I have been a pastor since 1983, having been a police officer for 14 years before that. In 1993 I came as pastor to Christ Reformation Church in Tillamook, Oregon. We livestream weekly Bible studies and sermons, and write at our online sites:

  • unholycharade.com
  • lightfordarktimes.com
  • sermonaudio.com/lfdts
  • facebook.com/Lightfordarktimes
  • Youtube at Light for Dark Times channel

In the early years of my pastoral ministry (really in the first 25 years!), abusive men and women were almost always in the pews. These were people, both men and women, who saw themselves through a mindset of entitlement to power and control. They were the “Diotrephes” (see 3 John) who lusted to be “first” and punished anyone who stood in their way through various abusive tactics.

I did not understand it for many years, but this abuse affected me so deeply that eventually when someone outside my own family was kind to me, it seemed like a foreign, strange thing. I ultimately realized that I had been isolated and robbed of any confidence that other people would want to have a relationship with me. When I finally told someone my story, they affirmed me and then said, “you and your wife are incredibly wounded people.” I still did not understand what he meant at the time, but years later as I researched the topic, those words came back to me and made sense.

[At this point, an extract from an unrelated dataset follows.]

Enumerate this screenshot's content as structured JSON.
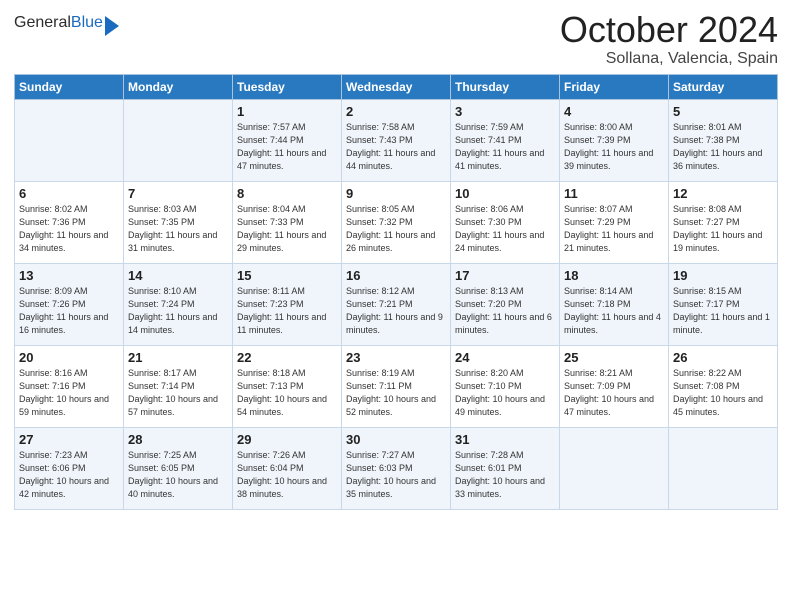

As I learned about the tactics of abusers and their effect on the church, I began to share my insights. Eventually I preached a sermon series about domestic abuse which I originally called, “The Psychology of Sin.” Reactions were mixed, to put it mildly. They ranged from extreme gratification and excitement to anger that I would even mention this subject.

This sermon series was posted online at Sermon Audio, where it remains available to this day. More people heard it than I would have imagined. That series became the foundation for my first book, A Cry for Justice. Three more years of hearing people’s personal testimonies and coming to even greater understanding of the nature and dynamics of abuse and its effects on the victims resulted in a second book, Unholy Charade: Unmasking the Domestic Abuser in the Church.

I have interacted with many abuse victims, their friends and relatives, their pastors and fellow church members (very few pastors want to hear about this subject), and others. Most of these victims are Christians and as such their abusers also claim to be Christians. The favorite chosen facade of these “Christian” abusers is one of pious, saintly, eminent “Christianity.” They cruelly abuse their families day after day behind the scenes and yet show up at church on Sunday playing their chosen roll which I call the “unholy charade.” They are the “poor pitiable victim” of a difficult wife, or the suffering, patient saint, a man of God who is a model of servanthood to others, and so on.

It is my settled conclusion that these “Christian” abusers are the most hard-hearted of any hard-hearted sinners to be found. It would not surprise me at all when we stand before the Lord at the final judgment to learn that these wicked ones were the “Esaus” for whom repentance was impossible, so knowingly did they trample underfoot the blood of Christ (see Hebrews 6:4ff, 12:15-17).

As I have worked to expose abusers and validate their victims, there have been many attacks – mostly from within the visible church. But in over 38 years now of pastoral ministry I have never experienced anyone more grateful or enthusiastic than these abuse survivors who have endured so much evil. Evil not only at the hands of their abuser, but in their churches where they should have been able to find help and rescue.

They are disbelieved, discounted, their abuse minimized, while their abuser is enabled, considered to be a fellow Christian who has issues that through patience and forgiveness and counseling can surely be “fixed.” When victims do not go along with this fiction, they are punished, ostracized, and even ex-communicated from the church.

In the posts on this blog, you will find that I repeat these two points which I consider to be fact and wisdom. Many people bristle when they hear me state them. Here they are:

1.    Abusers never change.

2.    A marriage to an abuser does not need to be fixed. It needs to be ended.

Sound too harsh to you? Do those statements seem to go against everything you have been taught in your church about salvation, forgiveness, repentance, marriage, and divorce? Well, before you click “exit” and walk away, I encourage you to stick with us and read on as we post weekly articles that, I believe, will prove these points and more. Perhaps, just perhaps, we who have been raised in local evangelical churches have not always been taught the truth of Scripture as our teachers claimed.

May the Lord use this ministry and bless it to the ends of exposing the Unholy Charade and setting captives free.